How to structure an elastic Azure Batch application?

I am evaluating Batch for a project and, while it seems like it will do what I'm looking for, I'm not sure if what I am assuming is really correct.

I have what is basically a job runner from a queue. The current solution works but when the pool of nodes scales down, it just blindly kills off machines. I am looking for something that, when scaling down, will allow currently-running jobs to complete and then remove the node(s) from the pool. I also want to preemptively increase the pool size if a spike is likely to occur (and not have those nodes shut down). I can adjust the pool size externally if that makes sense (seems like the best option so far).

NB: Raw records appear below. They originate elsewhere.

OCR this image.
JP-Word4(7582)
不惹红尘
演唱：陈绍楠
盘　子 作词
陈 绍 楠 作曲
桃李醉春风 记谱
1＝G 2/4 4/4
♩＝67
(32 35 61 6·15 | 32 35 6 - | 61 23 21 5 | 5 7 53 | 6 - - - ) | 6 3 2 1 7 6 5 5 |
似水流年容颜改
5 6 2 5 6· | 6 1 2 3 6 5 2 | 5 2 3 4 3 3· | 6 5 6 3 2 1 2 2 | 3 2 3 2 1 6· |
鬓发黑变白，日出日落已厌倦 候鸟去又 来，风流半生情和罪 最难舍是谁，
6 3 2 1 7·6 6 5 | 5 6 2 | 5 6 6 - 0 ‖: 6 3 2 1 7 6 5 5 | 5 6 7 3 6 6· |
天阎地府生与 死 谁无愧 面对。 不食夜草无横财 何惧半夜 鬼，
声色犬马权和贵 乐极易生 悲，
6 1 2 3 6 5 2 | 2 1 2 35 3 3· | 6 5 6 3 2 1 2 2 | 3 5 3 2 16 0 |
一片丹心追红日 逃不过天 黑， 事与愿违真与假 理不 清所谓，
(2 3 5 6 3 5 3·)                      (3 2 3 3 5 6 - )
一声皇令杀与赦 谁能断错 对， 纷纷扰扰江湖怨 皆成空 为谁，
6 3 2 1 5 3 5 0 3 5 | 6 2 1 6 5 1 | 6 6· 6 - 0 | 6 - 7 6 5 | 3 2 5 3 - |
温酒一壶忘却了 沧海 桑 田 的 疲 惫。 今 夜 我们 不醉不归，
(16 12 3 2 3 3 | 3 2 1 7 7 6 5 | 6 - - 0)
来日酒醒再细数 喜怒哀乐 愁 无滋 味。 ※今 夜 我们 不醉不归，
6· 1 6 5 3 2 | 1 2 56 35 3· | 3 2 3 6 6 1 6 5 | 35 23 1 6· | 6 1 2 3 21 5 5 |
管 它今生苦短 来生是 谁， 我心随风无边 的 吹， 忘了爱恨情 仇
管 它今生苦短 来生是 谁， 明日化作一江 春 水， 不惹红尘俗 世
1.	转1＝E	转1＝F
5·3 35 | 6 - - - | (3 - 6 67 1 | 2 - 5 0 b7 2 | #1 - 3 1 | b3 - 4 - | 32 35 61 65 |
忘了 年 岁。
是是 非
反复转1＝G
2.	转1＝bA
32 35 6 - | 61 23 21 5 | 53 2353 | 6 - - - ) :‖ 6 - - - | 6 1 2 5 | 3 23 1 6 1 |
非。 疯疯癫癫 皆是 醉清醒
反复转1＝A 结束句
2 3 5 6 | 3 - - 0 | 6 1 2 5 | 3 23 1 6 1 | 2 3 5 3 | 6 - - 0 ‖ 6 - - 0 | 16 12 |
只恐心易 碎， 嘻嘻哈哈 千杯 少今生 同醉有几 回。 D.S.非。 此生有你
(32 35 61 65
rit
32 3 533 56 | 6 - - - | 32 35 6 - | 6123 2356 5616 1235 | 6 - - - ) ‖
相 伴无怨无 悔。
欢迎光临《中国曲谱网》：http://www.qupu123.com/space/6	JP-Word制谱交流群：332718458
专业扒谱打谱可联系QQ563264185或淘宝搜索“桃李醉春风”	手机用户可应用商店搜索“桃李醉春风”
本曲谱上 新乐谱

My current idea is to have one pool with one job & task per node, and that task listens to a queue in a loop for messages and processes them. After an iteration count and/or time limit, it shuts down, removing that node from the pool. If the pool size didn't change, I would like to replace that node with a new one. If the pool was shrunk, it should just go away. If the pool size increases, new nodes should run and start up the task.

I'm not planning on running something that continually add pools, or nodes to the pool, or tasks to a job, though I will probably have something that sets the pool size periodically based on queue length or something similar. What I would rather not do is something like "there are 10 things in the queue, add a pool with x nodes, then delete it".

Is this possible or are my expectations incorrect? So far, from reading the docs, it seems like it should be doable, and I have a simple task working, but I'm not sure about the scaling mechanics or exactly how to structure the tasks/jobs/pools.

Solution

Here's one possible way to lean into the strengths of Azure Batch and achieve what you've described.

Create your job with a JobManagerTask that monitors your queue for incoming work and adds a new Batch Task for each item of your workload. Each task will process a single piece of work, then exit.

The Batch Scheduler will then take care of allocating tasks to compute nodes. It can also take care of retrying tasks that fail, and so on.

Configure your pool with an AutoScale formula to dynamically resize your pool to meet your load. Your formula can specify taskcompletion to ensure tasks get to complete before any one compute node is removed.

If your workload peaks are predictable (say, 9am every day) your AutoScale expression could scale up your pool in anticipation. If those spikes are not predicable, your external monitoring (or your JobManager) can change the AutoScale expression at any time to suit.

If appropriate, your job manager can terminate once all the required tasks have been added; set onAllTasksComplete to terminatejob, ensuring your job is completed after all your tasks have finished.

A single pool can process tasks from multiple jobs, so if you have multiple concurrent workloads, they could share the same pool. You can give jobs different values for priority if you want certain jobs to be processed first.